Thursday, October 1, 2009

The Polanski Matter

This may sound heartless, but I can’t seem to dredge up any pity for Roman Polanski. He was arrested recently in Switzerland and placed in jail pending a deportation hearing on a 32-year old warrant because he  failed to appear in court for sentencing on a charge of unlawful sex with a minor, a charge he pled guilty to. Instead, he fled the United States and has been living in Europe since.

Almost immediately after his arrest, the elites of France went berserk, accusing the United States of picking on this poor old seventy-some year old man. Then several of Hollywood’s biggest names jumped in on Polanski’s side.

Meanwhile, it turns out that a lot of ordinary French people and Americans as well have no sympathy for Polanski, either. He should come back and face the music, many argue. He committed a crime, he ought to do the time. After all, isn’t that what the bigwigs have told us for years and years?

So, suddenly, these same believers in the sanctity of the law want this guy who had sex with a 13-year old girl to escape justice because he spent his life after evading it making fine movies that are applauded by the elites of Europe and Hollywood. I wonder how these individuals would feel if Polanski’s 13-year old victim happened to be a daughter of one of them.

What about Polanski’s victim? For all of the years Polanski roamed as free as a bird, she’s been psychologically imprisoned by the vile acts committed by him on her body, damaged by thoughts of this man working over her, performing oral sex and sodomizing her mind and body.

Those who support Polanski argue that the judge was biased against him. If I were the judge I would have been biased against him, too. After all, he pled guilty to those acts.  He deserved prison time then and he deserves it now.

His supporters also contend that the judge violated a plea agreement that would have placed Polanski on probation without jail time. As a matter of law, judges do not negotiate pleas with defendants. The prosecuting attorney and the defense attorney work out an agreement and present it to the judge. The judge can accept or reject it.

Judges reject plea agreements every day somewhere in America. They also accept them. In the Polanski case, we actually don’t know how the judge would have decided since Polanski cut out before decision time. Now, the judge is dead and we will never know.

Every year there are over 3,000,000 (that’s three million) reported instances of child abuse in America. Not every case involves sexual abuse and not all reports are verified. But if only 10 percent of the reports were valid, that would still amount to a horrendous 300,000 incidents annually. That is one hell of a statistic for a country that purports to be a nation of laws, not of men.

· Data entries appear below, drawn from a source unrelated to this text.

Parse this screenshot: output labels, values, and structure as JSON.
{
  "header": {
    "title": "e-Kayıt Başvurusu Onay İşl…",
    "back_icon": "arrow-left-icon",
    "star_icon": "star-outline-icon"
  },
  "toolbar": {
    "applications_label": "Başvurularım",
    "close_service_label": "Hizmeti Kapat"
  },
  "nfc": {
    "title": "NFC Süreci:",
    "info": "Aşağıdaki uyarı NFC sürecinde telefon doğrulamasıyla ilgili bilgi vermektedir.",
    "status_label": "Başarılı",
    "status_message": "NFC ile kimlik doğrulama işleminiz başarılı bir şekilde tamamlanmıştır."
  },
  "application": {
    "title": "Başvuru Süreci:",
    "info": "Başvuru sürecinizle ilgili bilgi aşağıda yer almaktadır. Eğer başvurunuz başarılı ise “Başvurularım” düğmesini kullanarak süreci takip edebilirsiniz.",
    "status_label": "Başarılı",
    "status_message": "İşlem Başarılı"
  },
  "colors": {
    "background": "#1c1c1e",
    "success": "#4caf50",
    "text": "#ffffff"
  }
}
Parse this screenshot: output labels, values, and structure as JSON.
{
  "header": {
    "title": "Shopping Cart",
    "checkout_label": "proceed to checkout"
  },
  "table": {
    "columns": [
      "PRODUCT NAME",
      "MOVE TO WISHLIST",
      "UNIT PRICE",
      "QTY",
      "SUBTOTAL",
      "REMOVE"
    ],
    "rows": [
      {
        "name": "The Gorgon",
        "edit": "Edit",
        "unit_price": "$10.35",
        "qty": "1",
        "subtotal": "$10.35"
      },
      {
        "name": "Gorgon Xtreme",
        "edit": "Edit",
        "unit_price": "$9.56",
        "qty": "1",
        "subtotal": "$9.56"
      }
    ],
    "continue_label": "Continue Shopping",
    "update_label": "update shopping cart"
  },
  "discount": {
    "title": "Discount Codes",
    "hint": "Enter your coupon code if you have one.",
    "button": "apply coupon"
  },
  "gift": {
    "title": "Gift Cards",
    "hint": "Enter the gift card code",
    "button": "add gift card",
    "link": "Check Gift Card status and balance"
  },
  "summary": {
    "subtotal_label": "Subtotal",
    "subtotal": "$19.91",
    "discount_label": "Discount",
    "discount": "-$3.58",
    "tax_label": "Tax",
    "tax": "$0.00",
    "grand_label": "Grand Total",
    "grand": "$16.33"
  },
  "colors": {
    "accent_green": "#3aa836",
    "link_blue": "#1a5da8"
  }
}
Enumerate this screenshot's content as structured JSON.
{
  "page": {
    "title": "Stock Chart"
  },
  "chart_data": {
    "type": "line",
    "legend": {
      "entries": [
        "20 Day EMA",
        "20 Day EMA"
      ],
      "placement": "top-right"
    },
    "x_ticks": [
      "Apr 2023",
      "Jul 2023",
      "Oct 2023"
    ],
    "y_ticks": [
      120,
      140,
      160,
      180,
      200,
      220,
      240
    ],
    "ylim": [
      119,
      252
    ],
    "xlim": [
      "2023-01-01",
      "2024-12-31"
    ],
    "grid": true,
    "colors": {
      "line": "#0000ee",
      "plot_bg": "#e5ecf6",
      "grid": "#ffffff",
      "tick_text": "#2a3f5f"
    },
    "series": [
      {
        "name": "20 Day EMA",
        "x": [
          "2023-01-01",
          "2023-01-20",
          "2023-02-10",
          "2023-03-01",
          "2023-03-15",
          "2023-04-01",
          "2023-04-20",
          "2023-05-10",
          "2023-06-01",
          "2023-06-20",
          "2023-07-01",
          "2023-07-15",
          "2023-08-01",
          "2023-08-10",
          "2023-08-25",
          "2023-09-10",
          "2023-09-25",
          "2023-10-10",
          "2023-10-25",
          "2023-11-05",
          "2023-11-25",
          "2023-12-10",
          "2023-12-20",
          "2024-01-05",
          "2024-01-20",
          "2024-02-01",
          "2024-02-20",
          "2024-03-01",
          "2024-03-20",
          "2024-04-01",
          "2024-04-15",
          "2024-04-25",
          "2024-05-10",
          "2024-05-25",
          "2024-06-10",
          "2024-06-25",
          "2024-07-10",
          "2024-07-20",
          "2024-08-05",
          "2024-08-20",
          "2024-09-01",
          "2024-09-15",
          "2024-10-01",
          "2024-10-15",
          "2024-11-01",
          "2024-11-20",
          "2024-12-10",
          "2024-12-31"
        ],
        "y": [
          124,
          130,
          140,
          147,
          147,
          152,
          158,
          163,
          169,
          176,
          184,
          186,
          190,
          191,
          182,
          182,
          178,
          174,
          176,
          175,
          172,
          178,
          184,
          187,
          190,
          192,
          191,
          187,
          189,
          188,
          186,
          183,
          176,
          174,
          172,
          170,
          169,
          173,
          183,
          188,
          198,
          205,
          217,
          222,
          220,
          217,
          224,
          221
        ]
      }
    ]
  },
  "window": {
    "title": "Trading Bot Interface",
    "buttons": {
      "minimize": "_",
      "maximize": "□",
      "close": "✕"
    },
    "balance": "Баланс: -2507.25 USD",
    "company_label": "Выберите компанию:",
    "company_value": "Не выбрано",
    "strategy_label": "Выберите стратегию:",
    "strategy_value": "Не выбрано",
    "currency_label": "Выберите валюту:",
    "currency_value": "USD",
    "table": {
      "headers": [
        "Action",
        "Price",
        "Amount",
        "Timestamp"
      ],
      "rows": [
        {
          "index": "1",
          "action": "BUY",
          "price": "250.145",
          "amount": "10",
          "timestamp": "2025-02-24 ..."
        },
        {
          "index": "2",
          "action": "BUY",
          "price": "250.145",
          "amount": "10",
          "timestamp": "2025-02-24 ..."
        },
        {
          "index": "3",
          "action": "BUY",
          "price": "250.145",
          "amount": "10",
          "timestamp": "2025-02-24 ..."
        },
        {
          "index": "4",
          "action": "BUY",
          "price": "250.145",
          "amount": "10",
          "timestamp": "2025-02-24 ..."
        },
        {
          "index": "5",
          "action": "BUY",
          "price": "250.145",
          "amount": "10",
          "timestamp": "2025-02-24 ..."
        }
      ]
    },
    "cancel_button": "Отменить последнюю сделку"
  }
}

For the sake of our children, men like Polanmski need to feel the heat of prison. If only one incipient predator gets the message and decides to drive on by instead of abducting a child on the way to school, then Polanski’s incarceration will at least have served a socially redeeming purpose.

If Roman Polanski were an ordinary citizen, his victim would be just another statistic, lost in a bureaucratic spreadsheet. But the publicity surrounding Polanski ultimately resulted in the self-revelation of her identity. Samantha Gailey Geimer, now 45 years old, has decided that she will no longer permit the incident that happened so many years ago to imprison her mind. A revelation like that takes courage.

If Polanski had her courage, if he were any kind of man, he’d voluntarily return to the United States and take his medicine. Then, his supporters might have something to commend him for.